This conclusion is supported by the analysis of the corresponding RDC values. As described in the advised literature,10 the obtained RDC values are an abstract measure of the bulk-averaged anisotropy of motion of the backbone segments under the assumption of fast orientational averaging of the segmental motion (TTG). Therefore, one can assume that in a network with an increasing and equally distributed number of defects, the RDC values must decrease, as these increase the effective mesh size of the network. With the introduction of the 8-arm stars, as it can be seen in Fig. 7(B), a weak but significant drop of the RDC value of the a1 component (the single links) from 47 Hz (Φ8-arm = 0) to 30 Hz (Φ8-arm = 0.25) can be seen, even though in an ideal network the coupling must slightly increase given the fact that the RDCs are scaling with the phantom factor (f − 2)/f,40 where f is the star functionality, and we now introduced a component with f = 8. We attribute this effect to the increase in the defects from 1% to 13%, having, as mentioned above, a strong influence on the overall network elasticity.41 An interesting behaviour can be found by looking now at the rest of the sample series with even more 8-arm star content. With increasing Φ8-arm we now assume even further decreasing RDCs for the single links, while defects increase strongly up to 51%. One would expect a vanishing RDC close to 0, as the network is now theoretically transitioning into a liquid (assuming a liquid-gel transition at 50% successful connections between the precursors).

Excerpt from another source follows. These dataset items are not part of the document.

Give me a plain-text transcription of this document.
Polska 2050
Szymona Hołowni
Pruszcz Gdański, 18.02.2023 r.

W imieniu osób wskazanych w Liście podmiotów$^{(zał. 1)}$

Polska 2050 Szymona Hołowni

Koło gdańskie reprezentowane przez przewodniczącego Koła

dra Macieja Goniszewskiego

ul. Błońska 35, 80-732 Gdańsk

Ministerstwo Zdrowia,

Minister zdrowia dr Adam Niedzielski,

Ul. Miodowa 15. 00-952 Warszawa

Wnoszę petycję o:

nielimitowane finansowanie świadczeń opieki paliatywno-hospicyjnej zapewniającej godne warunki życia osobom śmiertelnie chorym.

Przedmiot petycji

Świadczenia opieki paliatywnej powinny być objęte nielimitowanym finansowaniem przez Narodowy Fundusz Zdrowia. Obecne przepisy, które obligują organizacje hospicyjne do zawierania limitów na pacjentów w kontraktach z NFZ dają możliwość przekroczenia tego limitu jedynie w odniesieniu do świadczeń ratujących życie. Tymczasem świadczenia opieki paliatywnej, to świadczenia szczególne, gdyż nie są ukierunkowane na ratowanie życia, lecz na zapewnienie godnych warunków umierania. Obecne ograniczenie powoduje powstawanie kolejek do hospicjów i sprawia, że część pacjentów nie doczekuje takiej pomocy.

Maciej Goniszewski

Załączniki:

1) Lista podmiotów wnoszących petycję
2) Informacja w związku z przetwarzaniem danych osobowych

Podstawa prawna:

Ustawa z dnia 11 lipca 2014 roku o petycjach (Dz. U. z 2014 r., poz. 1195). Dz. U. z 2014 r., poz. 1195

Instead, the RDC value is not changing within the error bars, thus we necessarily must assume that not all defects are equally distributed between the network chains. Given the strong influence of loops on the RDCs, we assume that a majority of the introduced 8-arm stars are creating intra-molecular associations, therefore not or only barely contributing to the network. Thus, with increasing content of 8-arm stars, mostly a dilution effect is observed, which is also reflected in the rheology measurements, especially in the decreasing plateau modulus and increasing network mesh size. A comparison of RDC values and plateau moduli can be made by calculating the averaged RDC of the sample (weighted by the respective fraction) without further normalisation by the respective defect fraction (because the modulus also accounts for the dilution effect of the defects), as it is proportional to the molar concentration of elastic chains. The comparison can be found in Fig. 8 and both curves show qualitatively the same behaviour, although the data did not overlap within the resulting error bars for the averaged RDC (under the assumption of Gaussian error propagation for ai and Dres,i). The quantitative mismatch can mainly be attributed to the complexity of the investigated system.

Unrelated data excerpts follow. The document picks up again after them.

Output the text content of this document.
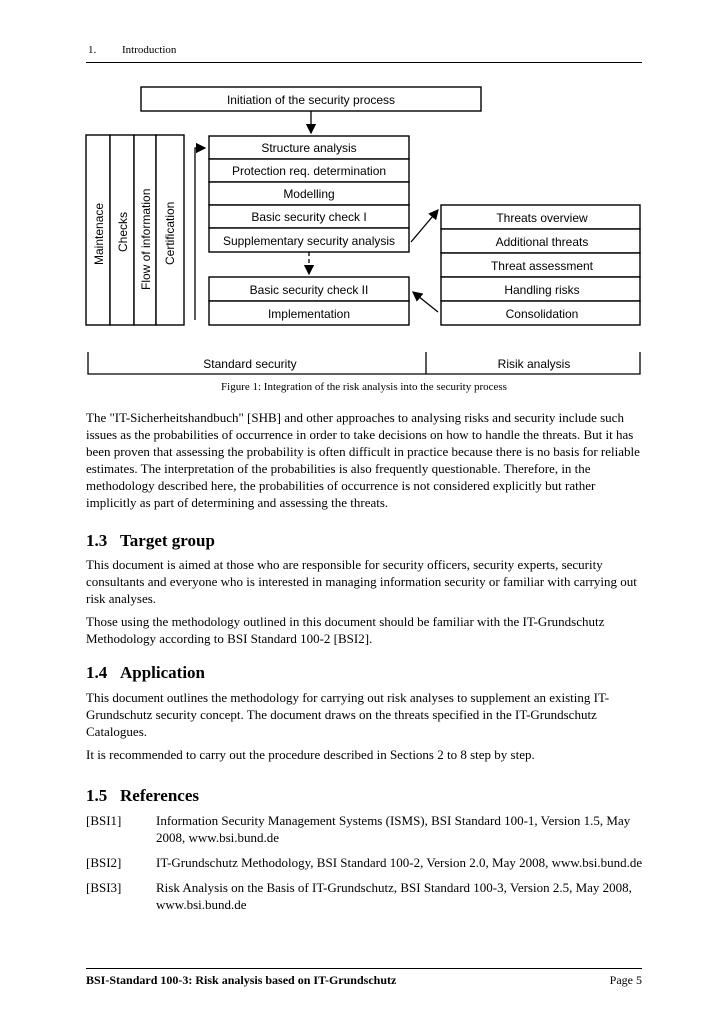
1. Introduction
Initiation of the security process
Maintenace Checks Flow of information Certification
Structure analysis
Protection req. determination
Modelling
Basic security check I
Supplementary security analysis
Basic security check II
Implementation
Threats overview
Additional threats
Threat assessment
Handling risks
Consolidation
Standard security	Risik analysis
Figure 1: Integration of the risk analysis into the security process

The "IT-Sicherheitshandbuch" [SHB] and other approaches to analysing risks and security include such issues as the probabilities of occurrence in order to take decisions on how to handle the threats. But it has been proven that assessing the probability is often difficult in practice because there is no basis for reliable estimates. The interpretation of the probabilities is also frequently questionable. Therefore, in the methodology described here, the probabilities of occurrence is not considered explicitly but rather implicitly as part of determining and assessing the threats.

1.3 Target group

This document is aimed at those who are responsible for security officers, security experts, security consultants and everyone who is interested in managing information security or familiar with carrying out risk analyses.

Those using the methodology outlined in this document should be familiar with the IT-Grundschutz Methodology according to BSI Standard 100-2 [BSI2].

1.4 Application

This document outlines the methodology for carrying out risk analyses to supplement an existing IT-Grundschutz security concept. The document draws on the threats specified in the IT-Grundschutz Catalogues.

It is recommended to carry out the procedure described in Sections 2 to 8 step by step.

1.5 References
[BSI1]	Information Security Management Systems (ISMS), BSI Standard 100-1, Version 1.5, May 2008, www.bsi.bund.de
[BSI2]	IT-Grundschutz Methodology, BSI Standard 100-2, Version 2.0, May 2008, www.bsi.bund.de
[BSI3]	Risk Analysis on the Basis of IT-Grundschutz, BSI Standard 100-3, Version 2.5, May 2008, www.bsi.bund.de
BSI-Standard 100-3: Risk analysis based on IT-Grundschutz	Page 5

image file: d1sm01456k-f8.tif
Fig. 8 On the left axis, the plateau moduli from rheology are shown and plotted against the volume fraction of 8-arm stars. On the right y-axis, the averaged residual dipolar coupling constant (RDC) is plotted against the same molar fractions. Both curves follow the same trend – as expected – although they do not overlap within the error, presumably due to a fit model that does not sufficiently replicate this complex system.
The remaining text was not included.